Succede sempre nello stesso punto, ai controlli di sicurezza, il momento in cui la pazienza viene messa alla prova più di un trolley con le ruote che non funzionano: bisogna svestirsi a metà consegnando al nastro cintura, telefono, chiavi e qualsiasi altro oggetto sia considerato degno di attenzione. Poi si attraversa lo scanner trattenendo il respiro per riemergere parte con un solo obiettivo in mente: recuperare tutto il più in fretta possibile. Ed è proprio in quel momento che il sistema si inceppa.

Il belt bumping nasce quando la fretta diventa menefreghismo e inciviltà, due delizie del genere umano sempre più utilizzate insieme alla maleducazione. I vassoi utilizzati per passare gli oggetti sotto il metal detector vengono lasciati sul nastro come se fossero invisibili, oppure accatastati senza criterio, creando ingorghi che rallentano chi viene dopo. Un dettaglio? Non per chi resta bloccato con lo zaino in mano.
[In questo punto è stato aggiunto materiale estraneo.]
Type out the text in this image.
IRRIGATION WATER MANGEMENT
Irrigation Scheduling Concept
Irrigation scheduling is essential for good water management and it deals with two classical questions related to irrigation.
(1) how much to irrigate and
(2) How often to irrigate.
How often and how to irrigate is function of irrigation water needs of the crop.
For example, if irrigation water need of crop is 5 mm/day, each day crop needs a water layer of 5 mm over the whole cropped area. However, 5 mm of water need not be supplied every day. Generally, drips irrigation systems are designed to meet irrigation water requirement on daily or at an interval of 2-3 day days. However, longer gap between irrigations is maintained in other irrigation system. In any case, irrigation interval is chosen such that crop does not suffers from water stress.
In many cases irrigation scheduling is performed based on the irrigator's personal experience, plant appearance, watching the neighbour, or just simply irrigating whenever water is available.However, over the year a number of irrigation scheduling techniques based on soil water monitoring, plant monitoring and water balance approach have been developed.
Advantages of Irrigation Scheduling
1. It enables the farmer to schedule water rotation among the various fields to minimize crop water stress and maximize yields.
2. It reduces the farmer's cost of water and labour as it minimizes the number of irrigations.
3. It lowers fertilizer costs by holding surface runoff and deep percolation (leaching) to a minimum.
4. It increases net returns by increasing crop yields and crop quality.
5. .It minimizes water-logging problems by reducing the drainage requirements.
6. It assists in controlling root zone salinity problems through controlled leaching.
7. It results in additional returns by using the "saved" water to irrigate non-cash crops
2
A rendere il fenomeno ancora più indigesto è il fatto che le regole siano chiare e ripetute ovunque: cartelli, istruzioni del personale e segnali a terra invitano a restituire i contenitori negli appositi spazi. Eppure, una volta recuperato il proprio bagaglio, molti (quasi tutti, salvo rarissime eccezioni) sembrano dimenticare l’esistenza del prossimo. Il risultato è una catena di ritardi, sbuffi e sguardi di fuoco che attraversano le file.

Come spesso accade, a trasformare un fastidio quotidiano in un caso globale ci hanno pensato i social. Video girati con il telefono immortalano nastri intasati e pile di vassoi abbandonati, accompagnati da commenti al vetriolo. Su TikTok c’è persino chi spiega, passo dopo passo, come comportarsi ai controlli di sicurezza, come se si trattasse di una prova d’esame. E dire che il messaggio è di una semplicità disarmante: basterebbero pochi secondi per fare la cosa giusta e far scorrere tutto più velocemente, ma contro un mondo fatto di odiatori seriali che affollano i social come rimedio ai manicomi chiusi dalla Legge Basaglia, purtroppo c’è poco da fare.

Il paradosso è che il belt bumping non ha nulla di complesso: non richiede tecnologia, investimenti o grandi sforzi, solo un minimo di attenzione e rispetto. Ma proprio per questo è diventato il simbolo di una sensazione sempre più netta: per quanto in ritardo un volo prima o poi parte, ma non è lo stesso per l’educazione. Quella regna in terra come in cielo.